Enquanto o chope não vinha, bati um fio para Antonio Carlos Apolinário, o
Zulu. Era uma saidera que tomávamos eu, Milena, Mariane e meu irmão
Bruno Ribeiro, que neste momento está comendo churrasco de rena na terra do Papai Noel. A Finlândia, segundo o próprio, é o último país do mundo; se o planeta fosse uma linha de trem, seria a última estação. Estávamos no Bar do Getúlio, na Rua do Catete. Foi num sábado, há dois meses, depois de um grande dia na Ilha de Paquetá, junto dos tijucanos
Simas e
Felipinho.
O chope – horrível, na minha opinião – foi o único que tomamos.

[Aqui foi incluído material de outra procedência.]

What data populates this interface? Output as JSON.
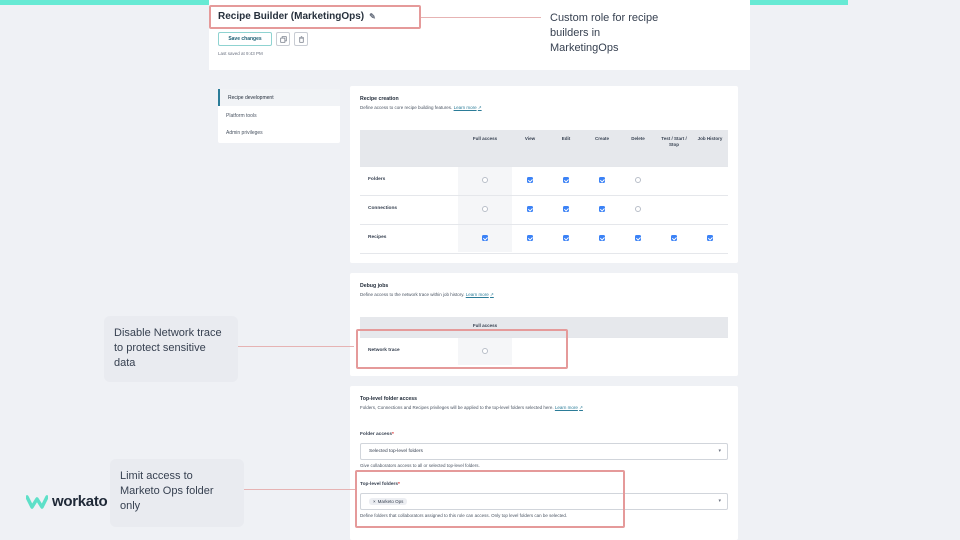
{
  "header": {
    "role_title": "Recipe Builder (MarketingOps)",
    "save_label": "Save changes",
    "last_saved": "Last saved at 9:43 PM",
    "pencil_icon": "pencil-icon",
    "copy_icon": "copy-icon",
    "delete_icon": "trash-icon"
  },
  "annotations": {
    "role_note": "Custom role for recipe builders in MarketingOps",
    "network_note": "Disable Network trace to protect sensitive data",
    "folder_note": "Limit access to Marketo Ops folder only"
  },
  "sidebar": {
    "items": [
      {
        "label": "Recipe development",
        "active": true
      },
      {
        "label": "Platform tools",
        "active": false
      },
      {
        "label": "Admin privileges",
        "active": false
      }
    ]
  },
  "recipe_creation": {
    "title": "Recipe creation",
    "desc": "Define access to core recipe building features.",
    "learn_more": "Learn more",
    "columns": [
      "Full access",
      "View",
      "Edit",
      "Create",
      "Delete",
      "Test / Start / Stop",
      "Job History"
    ],
    "rows": [
      {
        "label": "Folders",
        "checks": [
          false,
          true,
          true,
          true,
          false,
          null,
          null
        ]
      },
      {
        "label": "Connections",
        "checks": [
          false,
          true,
          true,
          true,
          false,
          null,
          null
        ]
      },
      {
        "label": "Recipes",
        "checks": [
          true,
          true,
          true,
          true,
          true,
          true,
          true
        ]
      }
    ]
  },
  "debug_jobs": {
    "title": "Debug jobs",
    "desc": "Define access to the network trace within job history.",
    "learn_more": "Learn more",
    "column": "Full access",
    "row_label": "Network trace",
    "checked": false
  },
  "folder_access": {
    "title": "Top-level folder access",
    "desc": "Folders, Connections and Recipes privileges will be applied to the top-level folders selected here.",
    "learn_more": "Learn more",
    "access_label": "Folder access",
    "access_value": "Selected top-level folders",
    "access_hint": "Give collaborators access to all or selected top-level folders.",
    "folders_label": "Top-level folders",
    "chip": "Marketo Ops",
    "folders_hint": "Define folders that collaborators assigned to this role can access. Only top level folders can be selected."
  },
  "brand": {
    "name": "workato",
    "accent": "#67ead4",
    "highlight": "#e59a9a",
    "checkbox": "#3b82f6"
  }
}
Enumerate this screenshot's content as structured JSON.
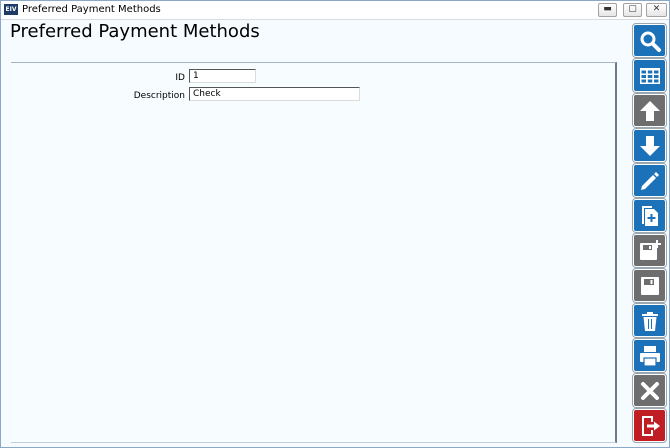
{
  "window": {
    "title": "Preferred Payment Methods",
    "app_icon_text": "EIV",
    "minimize_glyph": "▬",
    "maximize_glyph": "▢",
    "close_glyph": "✕"
  },
  "page": {
    "title": "Preferred Payment Methods"
  },
  "form": {
    "id_label": "ID",
    "id_value": "1",
    "description_label": "Description",
    "description_value": "Check"
  },
  "toolbar": {
    "buttons": [
      {
        "icon": "search-icon",
        "color": "#1c72b8"
      },
      {
        "icon": "grid-icon",
        "color": "#1c72b8"
      },
      {
        "icon": "arrow-up-icon",
        "color": "#6e6e6e"
      },
      {
        "icon": "arrow-down-icon",
        "color": "#1c72b8"
      },
      {
        "icon": "pencil-icon",
        "color": "#1c72b8"
      },
      {
        "icon": "new-document-icon",
        "color": "#1c72b8"
      },
      {
        "icon": "save-new-icon",
        "color": "#6e6e6e"
      },
      {
        "icon": "save-icon",
        "color": "#6e6e6e"
      },
      {
        "icon": "trash-icon",
        "color": "#1c72b8"
      },
      {
        "icon": "print-icon",
        "color": "#1c72b8"
      },
      {
        "icon": "cancel-x-icon",
        "color": "#6e6e6e"
      },
      {
        "icon": "exit-door-icon",
        "color": "#c01e22"
      }
    ]
  }
}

Dali partimos eu e o Bruno para uma bodega sem-vergonha; nossas mulheres foram para o Riazor, onde nos hospedamos. Já deixo claro que o hotel, que na minha opinião é honesto, não é nenhum cinco estrelas. Mas já foi descartado pela Milena nas nossas próximas viagens ao Rio. Ela viu coisas que, sinceramente, não percebi. Horrorizada, viu frestas enormes no forro, buracos no chão, cortinas emboloradas e até uma lacraia no banheiro. Como ainda creio que há exagero por parte dela, da próxima vez farei – devidamente embriagado - uma inspeção minuciosa no quarto.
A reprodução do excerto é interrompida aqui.